Wig Smith
A Means Of Escape Through A Hedge
Sono riuscito a contattare William (o Wig) Smith, dopo alcuni mesi dall’esser rimasto incantato dalla sue “cose folk” ascoltate – sempre per caso – sulla sua pagina myspace, probabilmente cercando proprio cosa e chi trovavo. Infatti, dopo avergli scritto e essendomi riservato un momento più “denso” per l’ascolto, ho capito che avrei conosciuto questo musicista di Bristol, anima di un percorso musicale che lo vede compositore e poli-strumentista della sua bellissima, verde musica, più da vicino. Le nostre parole via-mail ci hanno portato da subito a una insolita confidenzialità.
Così, un giorno di qualche mese fa trovo in buca alla cassetta delle lettere un magico pacco con i suoi suoni, tre dischi, due più un mini-cd, dunque l’intera produzione di Wig Smith – a sorpresa: il suo disco da solista A Means Of Escape Through A Hedge; quello co-firmato con Rachael Dadd – che già lo affianca alla voce e al clarinetto nel primo – con il nome-progetto The Hand e intitolato Berries From The Rubble; e in ultimo, il mini-cd in cui si trovano sue composizioni al piano, davvero notevoli e “coerenti” con le origini classiche talvolta qui prossime a un jazz “naturalistico” perfettamente ispirato e raggiunto attraverso il suo pure folk purificato (se può servire a rendere il senso frondoso, questa ridondanza) da ogni qualsivoglia neo, o ismo. Il tutto con l’augurio di una buona primavera da parte di un amico, Wig.

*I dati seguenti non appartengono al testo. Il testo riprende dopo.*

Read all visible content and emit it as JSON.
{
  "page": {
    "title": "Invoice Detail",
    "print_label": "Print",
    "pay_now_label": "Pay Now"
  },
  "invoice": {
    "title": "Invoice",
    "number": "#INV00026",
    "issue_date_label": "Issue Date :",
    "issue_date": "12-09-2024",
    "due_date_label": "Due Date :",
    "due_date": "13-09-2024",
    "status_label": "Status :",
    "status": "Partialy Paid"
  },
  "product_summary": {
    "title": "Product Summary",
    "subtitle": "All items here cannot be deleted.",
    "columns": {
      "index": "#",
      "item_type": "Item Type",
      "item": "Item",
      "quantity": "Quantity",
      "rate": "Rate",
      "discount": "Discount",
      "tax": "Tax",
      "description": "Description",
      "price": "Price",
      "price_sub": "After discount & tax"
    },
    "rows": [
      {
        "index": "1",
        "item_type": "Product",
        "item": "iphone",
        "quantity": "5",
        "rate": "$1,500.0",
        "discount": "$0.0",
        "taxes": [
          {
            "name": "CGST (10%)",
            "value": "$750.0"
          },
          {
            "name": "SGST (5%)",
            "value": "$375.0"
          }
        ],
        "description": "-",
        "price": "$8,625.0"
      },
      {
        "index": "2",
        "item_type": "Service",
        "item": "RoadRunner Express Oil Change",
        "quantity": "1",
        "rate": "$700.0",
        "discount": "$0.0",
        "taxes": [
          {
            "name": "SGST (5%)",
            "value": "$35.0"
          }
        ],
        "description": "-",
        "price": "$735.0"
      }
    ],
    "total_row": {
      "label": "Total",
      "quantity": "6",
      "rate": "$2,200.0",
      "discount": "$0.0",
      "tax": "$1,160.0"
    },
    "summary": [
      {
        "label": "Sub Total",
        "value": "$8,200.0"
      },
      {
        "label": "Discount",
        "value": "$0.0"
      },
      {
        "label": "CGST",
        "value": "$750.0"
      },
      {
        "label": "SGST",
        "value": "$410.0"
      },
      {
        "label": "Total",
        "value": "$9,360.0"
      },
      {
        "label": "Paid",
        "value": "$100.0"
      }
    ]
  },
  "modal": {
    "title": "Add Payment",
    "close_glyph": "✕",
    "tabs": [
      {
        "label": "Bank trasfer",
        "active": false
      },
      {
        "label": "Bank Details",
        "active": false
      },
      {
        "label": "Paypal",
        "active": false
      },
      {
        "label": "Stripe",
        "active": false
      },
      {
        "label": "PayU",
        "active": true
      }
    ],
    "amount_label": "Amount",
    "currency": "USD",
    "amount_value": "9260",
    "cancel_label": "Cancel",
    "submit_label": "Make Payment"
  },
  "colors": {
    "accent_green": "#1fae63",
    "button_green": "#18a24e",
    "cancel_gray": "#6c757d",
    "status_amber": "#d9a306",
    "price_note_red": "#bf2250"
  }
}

A Means Of Escape Through A Hedge sprigiona una grazia sommessa (e rorida) dal primo all’ultimo fiato, strumento pizzicato, soffiato, verseggiato in veste di un canto che pare da subito atto a un inno alla natura, l’orlo dei verdi respiri differenti di ogni foglia, in un bosco (kora, chitarra, piano, fisarmonica, ukulele e voce, sono gli elementi alberati di Smith).
Si diceva una grazia sommessa, e sommersa come un brillare dal primo capoverso, dal fondo della prima traccia (“Frost”) che riemergendo apre le danze dalla brina, e pare un inno alla maternità, un’apertura, un parto, come di quel naturale soffio di appartenenza al respiro delle cose. Pare di aprire un libro, e la sua seconda pagina, o poemetto (“Elm tree tall”) salterellante su di un piano giocoso, ha quel mistero classico e corale che potrebbe forse impaurire, di certo incuriosire anche un bambino. Si procede così, le chitarre sono nitide e la voce, che potrebbe sussurrare brividi alla Drake per quel suo calore tutto inglese, vitale e virato-blues, suo soul solo, malinconico e ispirato da far chiudere gli occhi, e non è enfasi mi si perdoni!
In “Sprigging him with tansy” c’è davvero qualcosa di inquietante, sarà quell’armonica “plagiata”, sarà il ritmo incalzante dei fiati e del cantato. Talvolta il ruscello scroscia, l’elemento “liquido” si palesa (“The sentience of toes”) e suona con tutta la sensibilità delle dita e dell’aria che attraversano possibilità e sensazioni, e ancora brillii. Dichiarazioni e chiarimenti blues (“Roses”). Ecco il verso di “Bellow’s Song”, il suo verso prezioso e dedicato (qui le voci, due, maschile e femminile, Wig e Rachael Dadd, inneggiano a Saul Bellow nel giorno della sua dipartita), e a seguire un omaggio ai canti religiosi di Benjamin Britten (riferimento musicale del musicista). “Keeper of the swans” è una sua poesia musicata con cigni. “Ashevak” è (ed è ispirata da) una scultura. Si chiude con “la canzone delle tre rupi” che a detta dello stesso Wig suona di un sentimento esilarante.
Un disco tanto evocativo, prezioso sin dalla sua confezione cartonata coi tre profili illustrati sulle facciate (un volto-corteccia, un volto-parole, un occhio-monocolo su un volo di gabbiani). Di certo religioso, come il folk talvolta “di genere” sa essere, per ispirazione, e naturalità.